Für Typographie-Interessierte hier ein Überblick über die von uns vorwiegend verwendeten Textschriften:

Linotype Gianotten

Musizierpraxis im Biedermeier, Schulmanagement, Binsfeld (Vorwort), Memoiren des Satan, Trauma der Psychoanalyse, Tanz im Biedermeier, Alte Musik in Österreich

Eigentlich eine „Bodoni“: eine von Antonio Pace im Jahr 1999 gestaltete auf gute Lesbarkeit ausgerichtete digitale Interpretation der klassizistischen Antiqua Giambattista Bodonis (des „Fürsten der Typographen“ und „Druckers der Könige“).

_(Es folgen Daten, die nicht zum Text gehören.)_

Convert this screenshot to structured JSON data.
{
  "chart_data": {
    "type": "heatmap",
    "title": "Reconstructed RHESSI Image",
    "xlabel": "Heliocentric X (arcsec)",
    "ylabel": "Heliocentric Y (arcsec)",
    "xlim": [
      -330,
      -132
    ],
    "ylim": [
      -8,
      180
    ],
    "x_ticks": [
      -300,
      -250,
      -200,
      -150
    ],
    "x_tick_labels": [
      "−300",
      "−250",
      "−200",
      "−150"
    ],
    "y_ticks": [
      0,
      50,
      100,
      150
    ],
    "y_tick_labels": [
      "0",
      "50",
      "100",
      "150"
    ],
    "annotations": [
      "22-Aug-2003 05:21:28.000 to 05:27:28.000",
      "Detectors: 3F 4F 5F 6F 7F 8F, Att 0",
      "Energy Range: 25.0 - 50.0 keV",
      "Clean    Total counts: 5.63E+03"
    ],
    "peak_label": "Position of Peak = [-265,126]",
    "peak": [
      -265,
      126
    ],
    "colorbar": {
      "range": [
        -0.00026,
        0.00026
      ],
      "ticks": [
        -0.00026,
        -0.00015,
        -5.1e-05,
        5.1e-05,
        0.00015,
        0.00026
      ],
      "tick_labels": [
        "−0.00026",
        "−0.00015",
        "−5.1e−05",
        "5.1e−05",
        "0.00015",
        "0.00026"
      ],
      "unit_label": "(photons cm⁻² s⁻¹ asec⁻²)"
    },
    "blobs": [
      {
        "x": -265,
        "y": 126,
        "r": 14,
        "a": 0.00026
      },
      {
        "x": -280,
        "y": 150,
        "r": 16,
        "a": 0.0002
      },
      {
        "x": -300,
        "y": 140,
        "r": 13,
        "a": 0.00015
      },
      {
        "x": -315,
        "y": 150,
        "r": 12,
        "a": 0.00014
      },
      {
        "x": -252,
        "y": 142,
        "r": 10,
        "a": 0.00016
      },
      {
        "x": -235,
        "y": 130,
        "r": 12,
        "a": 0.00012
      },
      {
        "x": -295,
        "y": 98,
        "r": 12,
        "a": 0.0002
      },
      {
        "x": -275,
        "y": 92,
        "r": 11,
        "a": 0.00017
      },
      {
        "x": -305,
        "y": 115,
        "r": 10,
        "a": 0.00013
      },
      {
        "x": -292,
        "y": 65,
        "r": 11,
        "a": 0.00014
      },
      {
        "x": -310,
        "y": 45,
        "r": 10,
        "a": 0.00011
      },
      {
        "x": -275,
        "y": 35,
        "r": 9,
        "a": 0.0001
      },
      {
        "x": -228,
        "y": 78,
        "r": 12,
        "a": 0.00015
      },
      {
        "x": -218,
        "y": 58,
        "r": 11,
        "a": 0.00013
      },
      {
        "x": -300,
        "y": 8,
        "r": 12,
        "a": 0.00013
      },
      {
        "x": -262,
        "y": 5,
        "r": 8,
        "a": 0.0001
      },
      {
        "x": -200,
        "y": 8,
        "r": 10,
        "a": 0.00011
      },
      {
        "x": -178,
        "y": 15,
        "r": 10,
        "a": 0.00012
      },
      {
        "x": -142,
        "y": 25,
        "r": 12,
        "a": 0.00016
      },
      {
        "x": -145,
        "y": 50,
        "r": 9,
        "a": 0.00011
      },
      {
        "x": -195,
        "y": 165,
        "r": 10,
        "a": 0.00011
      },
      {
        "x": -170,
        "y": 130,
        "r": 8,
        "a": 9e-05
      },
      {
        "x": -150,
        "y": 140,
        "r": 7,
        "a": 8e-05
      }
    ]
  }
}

Entstanden um die Wende des 18. zum 19. Jahrhundert aus dem Geist der Aufklärung und den Formen des Klassizismus, drückt die Bodoni in einzigartiger Form gleichermaßen Eleganz und Rationalität aus.

Bulmer

ANKLAENGE, Die Waffen nieder!

Eine elegante und klare englische Übergangs-Antiqua, auf der Basis einer im Jahr 1790 von William Martin für den Drucker und Verleger William Bulmer geschnitten Schrift von Morris Fuller Benton 1928 für ATF entwickelt.

Minion

Law of Banking Institutions, Grundriss des Devisenrechts, Filmmusik als Wagners Erbe, Musikkontext, Erträge der Lehre

Von Robert Slimbach 1992 im Stil einer späten Renaissance-Antiqua entwickelte Schrift. Ausgewogene, ansprechende und gut lesbare Schrift, die durch sehr reichhaltigen Ausbau (Schnitte und Zeichensatz) universell einsetzbar ist.

Bembo

Binsfeld, Identität und Musik, Höhlenfrauen, Histories of Urban Consumption

Eine zeitlos elegante frühe Renaissance-Antiqua von Francesco Griffo, umgesetzt von Stanley Morison im Jahr 1929 (die Kursive beruht auf einer Renaissance-Schrift von Giovanni Tagliente), benannt nach dem Autor Pietro Bembo, für dessen Buch „de Aetna“ der Drucker Aldus Manutius sie im Jahr 1496 erstmals benützte.

   
Zu allen hier genannten Namen finden Sie über Internet-Suchmaschinen zahlreiche weiterführende Informationen.